Suggest improvements for the highlighted problem area:
I was surprised when I was first made aware that Lake Tanganyika had no outlet in 1874. At about that time, however, tectonic activity changed local drainage systems. In 1876 Stanley determined (or at least he took credit for doing so) that the lake was draining by way of the Lukuga into the Congo. And wouldn't ya know it, fine readers, that pond on the hill let loose with ten meters of H2O over the next two-score years.
When writing a personal letter to a close friend, feel free to write in any style. But when writing for an unknown audience, it is inappropriate to write in a chatty or breezy style.
- Style: Avoid Breeziness -
Suggestion: When it is appropriate to write from a distance, do not get so involved that you forsake purposeful communication for idle and self-centered chitchat.
Our opening paragraph ends with a sentence that presumptuously assumes that the reader is the best of friends. It is so breezy it seems immature and offensive:
And wouldn't ya know it, fine readers, that pond on the hill let loose with ten meters of H2O over the next two-score years.
The only reason to tolerate a breezy style is to keep the writing going. Maybe for the first draft, late at night when we and tired and punchy. But we must sober up in the morning and edit such rough and chatty material. Rewrite until the result is clear and sincere:
Within forty years the level of the lake had decreased ten meters.

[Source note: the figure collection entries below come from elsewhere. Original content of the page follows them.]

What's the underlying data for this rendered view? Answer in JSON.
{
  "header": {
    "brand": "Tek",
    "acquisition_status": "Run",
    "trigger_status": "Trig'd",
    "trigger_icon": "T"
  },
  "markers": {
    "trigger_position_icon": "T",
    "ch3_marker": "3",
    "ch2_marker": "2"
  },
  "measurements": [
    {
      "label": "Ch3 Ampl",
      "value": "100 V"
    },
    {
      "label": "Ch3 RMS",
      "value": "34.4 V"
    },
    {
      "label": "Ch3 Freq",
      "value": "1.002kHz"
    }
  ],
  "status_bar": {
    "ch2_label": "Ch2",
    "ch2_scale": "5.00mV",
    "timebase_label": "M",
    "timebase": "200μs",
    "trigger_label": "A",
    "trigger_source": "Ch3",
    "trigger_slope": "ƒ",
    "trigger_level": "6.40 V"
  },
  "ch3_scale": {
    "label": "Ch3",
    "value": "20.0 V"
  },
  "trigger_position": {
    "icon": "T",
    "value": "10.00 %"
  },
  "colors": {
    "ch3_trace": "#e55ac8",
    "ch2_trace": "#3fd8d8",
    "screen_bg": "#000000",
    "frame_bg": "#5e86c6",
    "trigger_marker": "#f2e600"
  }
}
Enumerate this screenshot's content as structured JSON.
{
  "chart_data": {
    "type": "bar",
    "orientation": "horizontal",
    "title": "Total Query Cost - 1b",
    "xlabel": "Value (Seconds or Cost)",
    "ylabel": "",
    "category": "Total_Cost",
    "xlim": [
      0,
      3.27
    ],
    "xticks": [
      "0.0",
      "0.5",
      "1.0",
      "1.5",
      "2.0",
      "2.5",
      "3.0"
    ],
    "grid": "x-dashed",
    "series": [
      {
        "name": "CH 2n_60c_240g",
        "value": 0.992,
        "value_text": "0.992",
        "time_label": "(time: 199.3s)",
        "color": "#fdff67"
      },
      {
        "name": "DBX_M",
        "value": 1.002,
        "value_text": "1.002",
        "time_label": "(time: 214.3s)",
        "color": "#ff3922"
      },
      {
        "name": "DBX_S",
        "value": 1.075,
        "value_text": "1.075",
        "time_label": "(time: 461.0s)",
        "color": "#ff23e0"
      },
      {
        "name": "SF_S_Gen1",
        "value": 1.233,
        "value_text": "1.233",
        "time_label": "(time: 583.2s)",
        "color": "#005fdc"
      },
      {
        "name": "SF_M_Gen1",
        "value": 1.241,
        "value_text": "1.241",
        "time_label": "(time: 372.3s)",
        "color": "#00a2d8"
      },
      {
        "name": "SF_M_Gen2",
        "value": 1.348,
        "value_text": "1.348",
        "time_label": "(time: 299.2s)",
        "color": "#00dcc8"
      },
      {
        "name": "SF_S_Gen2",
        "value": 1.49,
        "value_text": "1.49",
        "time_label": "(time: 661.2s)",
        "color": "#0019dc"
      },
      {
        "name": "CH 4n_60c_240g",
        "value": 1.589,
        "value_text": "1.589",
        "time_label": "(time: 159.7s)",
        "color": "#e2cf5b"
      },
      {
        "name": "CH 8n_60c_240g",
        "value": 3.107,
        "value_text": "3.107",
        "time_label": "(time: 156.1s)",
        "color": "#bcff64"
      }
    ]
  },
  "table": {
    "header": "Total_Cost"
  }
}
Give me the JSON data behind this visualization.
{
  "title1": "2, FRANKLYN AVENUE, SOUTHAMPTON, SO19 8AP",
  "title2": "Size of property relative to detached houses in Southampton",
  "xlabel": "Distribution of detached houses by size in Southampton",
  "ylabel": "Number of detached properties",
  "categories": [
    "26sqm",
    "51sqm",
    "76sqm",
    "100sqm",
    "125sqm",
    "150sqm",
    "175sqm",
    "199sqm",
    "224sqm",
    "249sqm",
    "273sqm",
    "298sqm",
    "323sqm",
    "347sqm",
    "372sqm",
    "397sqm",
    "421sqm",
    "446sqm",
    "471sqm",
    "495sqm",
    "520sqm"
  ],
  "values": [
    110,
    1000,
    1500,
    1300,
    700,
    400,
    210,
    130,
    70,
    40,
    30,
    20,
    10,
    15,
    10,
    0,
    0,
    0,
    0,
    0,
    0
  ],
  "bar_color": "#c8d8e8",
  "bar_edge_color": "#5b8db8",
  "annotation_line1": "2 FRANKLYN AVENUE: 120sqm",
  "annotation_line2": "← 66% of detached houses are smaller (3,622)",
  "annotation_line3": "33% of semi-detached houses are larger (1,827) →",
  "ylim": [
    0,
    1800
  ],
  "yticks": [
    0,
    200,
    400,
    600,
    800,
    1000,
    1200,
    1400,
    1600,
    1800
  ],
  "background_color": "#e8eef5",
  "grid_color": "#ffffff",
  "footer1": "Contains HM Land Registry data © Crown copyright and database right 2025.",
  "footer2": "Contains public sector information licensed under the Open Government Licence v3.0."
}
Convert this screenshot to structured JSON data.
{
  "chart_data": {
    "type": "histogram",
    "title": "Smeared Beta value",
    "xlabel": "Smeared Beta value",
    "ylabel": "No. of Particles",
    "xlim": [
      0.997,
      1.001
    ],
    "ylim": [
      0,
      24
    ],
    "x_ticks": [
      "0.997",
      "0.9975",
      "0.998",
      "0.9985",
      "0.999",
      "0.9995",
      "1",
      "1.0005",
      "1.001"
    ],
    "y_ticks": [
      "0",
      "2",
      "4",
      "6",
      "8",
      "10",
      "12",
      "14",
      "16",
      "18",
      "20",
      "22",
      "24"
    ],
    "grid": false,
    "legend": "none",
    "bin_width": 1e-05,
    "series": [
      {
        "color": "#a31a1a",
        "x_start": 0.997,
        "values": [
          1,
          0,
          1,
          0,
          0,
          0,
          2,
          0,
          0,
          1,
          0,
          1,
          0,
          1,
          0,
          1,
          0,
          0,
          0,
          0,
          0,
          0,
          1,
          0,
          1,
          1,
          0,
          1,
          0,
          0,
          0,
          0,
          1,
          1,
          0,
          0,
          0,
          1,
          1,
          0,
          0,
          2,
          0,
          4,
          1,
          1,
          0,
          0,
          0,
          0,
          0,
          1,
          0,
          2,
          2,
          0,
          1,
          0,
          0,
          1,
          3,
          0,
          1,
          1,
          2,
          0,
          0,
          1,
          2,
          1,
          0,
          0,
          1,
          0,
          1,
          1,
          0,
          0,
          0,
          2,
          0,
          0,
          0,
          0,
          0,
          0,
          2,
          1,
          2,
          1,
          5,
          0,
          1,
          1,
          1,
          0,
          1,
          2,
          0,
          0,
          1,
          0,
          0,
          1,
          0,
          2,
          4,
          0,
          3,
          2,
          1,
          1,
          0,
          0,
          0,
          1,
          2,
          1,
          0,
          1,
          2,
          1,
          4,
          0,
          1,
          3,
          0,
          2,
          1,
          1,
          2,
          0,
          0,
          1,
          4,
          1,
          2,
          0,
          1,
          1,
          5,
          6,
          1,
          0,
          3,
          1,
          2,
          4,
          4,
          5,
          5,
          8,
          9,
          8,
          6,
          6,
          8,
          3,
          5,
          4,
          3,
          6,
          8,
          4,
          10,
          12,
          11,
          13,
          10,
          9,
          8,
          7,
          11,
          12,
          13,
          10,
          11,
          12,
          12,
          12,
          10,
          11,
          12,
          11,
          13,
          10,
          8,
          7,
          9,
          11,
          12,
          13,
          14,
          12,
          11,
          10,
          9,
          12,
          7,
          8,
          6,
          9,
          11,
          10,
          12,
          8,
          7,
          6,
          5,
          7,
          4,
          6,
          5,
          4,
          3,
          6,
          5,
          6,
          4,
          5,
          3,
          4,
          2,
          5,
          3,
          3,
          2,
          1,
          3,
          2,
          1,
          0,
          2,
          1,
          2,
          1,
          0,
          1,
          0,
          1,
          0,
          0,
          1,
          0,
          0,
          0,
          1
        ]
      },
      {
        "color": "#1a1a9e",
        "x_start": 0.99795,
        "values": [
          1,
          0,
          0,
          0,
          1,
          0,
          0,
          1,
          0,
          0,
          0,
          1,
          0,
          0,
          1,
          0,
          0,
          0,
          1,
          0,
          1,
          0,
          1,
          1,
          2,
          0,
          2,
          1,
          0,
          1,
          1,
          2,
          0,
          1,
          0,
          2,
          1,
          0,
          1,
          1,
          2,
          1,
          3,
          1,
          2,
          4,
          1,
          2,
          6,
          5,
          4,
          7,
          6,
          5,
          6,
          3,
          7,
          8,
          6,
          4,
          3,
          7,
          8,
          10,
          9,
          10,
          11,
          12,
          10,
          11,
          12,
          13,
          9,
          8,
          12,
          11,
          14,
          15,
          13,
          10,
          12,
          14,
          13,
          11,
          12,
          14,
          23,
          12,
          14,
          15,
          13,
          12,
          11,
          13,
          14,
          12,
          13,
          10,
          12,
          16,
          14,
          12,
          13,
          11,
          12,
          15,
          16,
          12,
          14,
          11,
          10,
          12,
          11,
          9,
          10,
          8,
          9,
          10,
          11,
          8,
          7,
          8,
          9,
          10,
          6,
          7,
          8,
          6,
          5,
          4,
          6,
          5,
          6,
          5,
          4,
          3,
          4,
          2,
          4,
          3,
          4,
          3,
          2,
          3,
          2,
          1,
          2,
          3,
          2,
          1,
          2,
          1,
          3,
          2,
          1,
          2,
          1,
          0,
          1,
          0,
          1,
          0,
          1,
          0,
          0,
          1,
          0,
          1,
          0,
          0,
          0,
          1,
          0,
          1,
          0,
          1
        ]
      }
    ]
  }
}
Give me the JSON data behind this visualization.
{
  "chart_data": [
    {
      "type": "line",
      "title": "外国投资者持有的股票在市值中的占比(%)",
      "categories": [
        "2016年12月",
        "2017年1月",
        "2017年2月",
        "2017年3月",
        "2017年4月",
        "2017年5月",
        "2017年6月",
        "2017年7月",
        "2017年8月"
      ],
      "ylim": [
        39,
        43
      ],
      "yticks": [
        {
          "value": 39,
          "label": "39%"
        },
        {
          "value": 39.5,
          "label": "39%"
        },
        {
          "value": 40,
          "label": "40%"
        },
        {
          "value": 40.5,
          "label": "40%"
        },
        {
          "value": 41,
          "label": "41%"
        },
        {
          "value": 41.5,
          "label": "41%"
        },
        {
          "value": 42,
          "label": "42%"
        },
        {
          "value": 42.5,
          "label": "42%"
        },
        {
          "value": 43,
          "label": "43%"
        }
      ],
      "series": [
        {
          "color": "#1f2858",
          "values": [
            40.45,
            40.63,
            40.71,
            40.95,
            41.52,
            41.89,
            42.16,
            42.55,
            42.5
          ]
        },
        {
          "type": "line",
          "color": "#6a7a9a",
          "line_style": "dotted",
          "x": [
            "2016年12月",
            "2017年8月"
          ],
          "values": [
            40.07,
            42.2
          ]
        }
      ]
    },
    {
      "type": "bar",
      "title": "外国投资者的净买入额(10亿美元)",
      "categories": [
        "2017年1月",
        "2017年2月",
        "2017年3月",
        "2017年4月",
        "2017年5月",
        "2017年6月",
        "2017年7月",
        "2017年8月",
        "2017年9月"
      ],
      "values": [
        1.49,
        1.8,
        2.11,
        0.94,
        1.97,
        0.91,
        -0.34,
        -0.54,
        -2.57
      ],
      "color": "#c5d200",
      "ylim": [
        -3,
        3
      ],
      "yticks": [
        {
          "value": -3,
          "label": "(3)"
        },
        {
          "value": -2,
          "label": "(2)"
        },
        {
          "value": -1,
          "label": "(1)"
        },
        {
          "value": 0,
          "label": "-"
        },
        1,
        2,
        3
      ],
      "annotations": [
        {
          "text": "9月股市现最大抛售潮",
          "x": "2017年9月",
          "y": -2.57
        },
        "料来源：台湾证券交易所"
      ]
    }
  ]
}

Readers can, deep down, be offended when they come across writing that is too personal, opinionated, or chatty. It offends because it indicates that the author either is condescending or is unwilling to craft clear sentences. So, as writers we should avoid these results of egotism and laziness. We should write from a distance, with clarity and sincerity. (Write unto others as you would have them write unto you.)